Another concern voiced by opponents to CISA is that it appears to target government whistleblowers, because the bill allows information collected in its permissible cybersecurity investigations to be used for the prosecution of other crimes, such as economic espionage and trade secret violations. Others argue that the bill would be a major blow to net neutrality, the principle that all data on the Internet should be treated equally, and not be discriminated against on the basis of user, content, site, platform, application, or mode of communication. Unlike CIPSA, which contained a clause declaring that the any obligations required by the bill could not be interpreted to conflict with any Federal Communications Commission regulations, CISA has no comparable protection.

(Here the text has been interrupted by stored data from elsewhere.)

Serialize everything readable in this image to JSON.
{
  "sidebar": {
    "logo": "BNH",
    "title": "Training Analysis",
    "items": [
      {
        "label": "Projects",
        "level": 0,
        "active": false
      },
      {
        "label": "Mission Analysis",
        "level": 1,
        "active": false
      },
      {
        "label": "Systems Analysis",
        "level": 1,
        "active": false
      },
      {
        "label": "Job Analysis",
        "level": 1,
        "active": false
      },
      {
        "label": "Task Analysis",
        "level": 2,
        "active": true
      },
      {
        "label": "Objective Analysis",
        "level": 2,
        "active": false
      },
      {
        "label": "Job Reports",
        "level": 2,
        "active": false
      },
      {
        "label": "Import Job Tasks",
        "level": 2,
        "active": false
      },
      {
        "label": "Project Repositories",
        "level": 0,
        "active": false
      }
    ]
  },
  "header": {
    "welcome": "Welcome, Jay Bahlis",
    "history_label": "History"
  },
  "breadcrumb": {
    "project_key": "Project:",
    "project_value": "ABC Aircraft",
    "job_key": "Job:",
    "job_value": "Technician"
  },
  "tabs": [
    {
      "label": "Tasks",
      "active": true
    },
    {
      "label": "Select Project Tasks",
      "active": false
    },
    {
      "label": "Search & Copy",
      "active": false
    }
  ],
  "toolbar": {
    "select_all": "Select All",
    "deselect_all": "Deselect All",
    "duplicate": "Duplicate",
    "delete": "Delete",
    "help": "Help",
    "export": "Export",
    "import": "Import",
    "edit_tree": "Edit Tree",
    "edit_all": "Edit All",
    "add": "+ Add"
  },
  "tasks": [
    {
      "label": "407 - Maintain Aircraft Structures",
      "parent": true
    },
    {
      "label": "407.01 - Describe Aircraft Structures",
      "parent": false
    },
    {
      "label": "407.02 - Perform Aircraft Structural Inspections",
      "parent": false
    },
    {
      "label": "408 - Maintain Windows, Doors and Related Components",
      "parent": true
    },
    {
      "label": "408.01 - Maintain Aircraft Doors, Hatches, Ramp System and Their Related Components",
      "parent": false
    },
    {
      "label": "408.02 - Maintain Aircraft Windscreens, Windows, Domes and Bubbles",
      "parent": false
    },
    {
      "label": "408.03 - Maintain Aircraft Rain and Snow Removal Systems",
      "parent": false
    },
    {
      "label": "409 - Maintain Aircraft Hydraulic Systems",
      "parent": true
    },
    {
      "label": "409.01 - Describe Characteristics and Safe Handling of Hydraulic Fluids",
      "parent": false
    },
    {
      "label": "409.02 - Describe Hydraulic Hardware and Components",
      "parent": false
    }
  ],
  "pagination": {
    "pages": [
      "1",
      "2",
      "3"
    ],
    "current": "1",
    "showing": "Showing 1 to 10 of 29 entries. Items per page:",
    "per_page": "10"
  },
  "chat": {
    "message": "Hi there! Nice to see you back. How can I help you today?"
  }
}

Despite its weaknesses, CISA has gained the support of the Senate Intelligence Committee – the bill was passed by a substantial 12-3 margin in July, 2014. The Senate will likely vote on the bill before the August recess, at which point CISA will face a House vote and need to gain the support of the White House. This is no small feat, and there is a very good chance that CISA will not make the long journey to the oval office.
It is unclear whether the post-Snowden privacy concerns or post-Target cybersecurity troubles will win out in guiding future legislation in this arena. Like its predecessors, CISA has many serious kinks that will need to be worked out, and hopefully the Senate Intelligence Committee will be up to this massive task before it meets the same fate as CISPA – an abrupt death on the Senate Floor.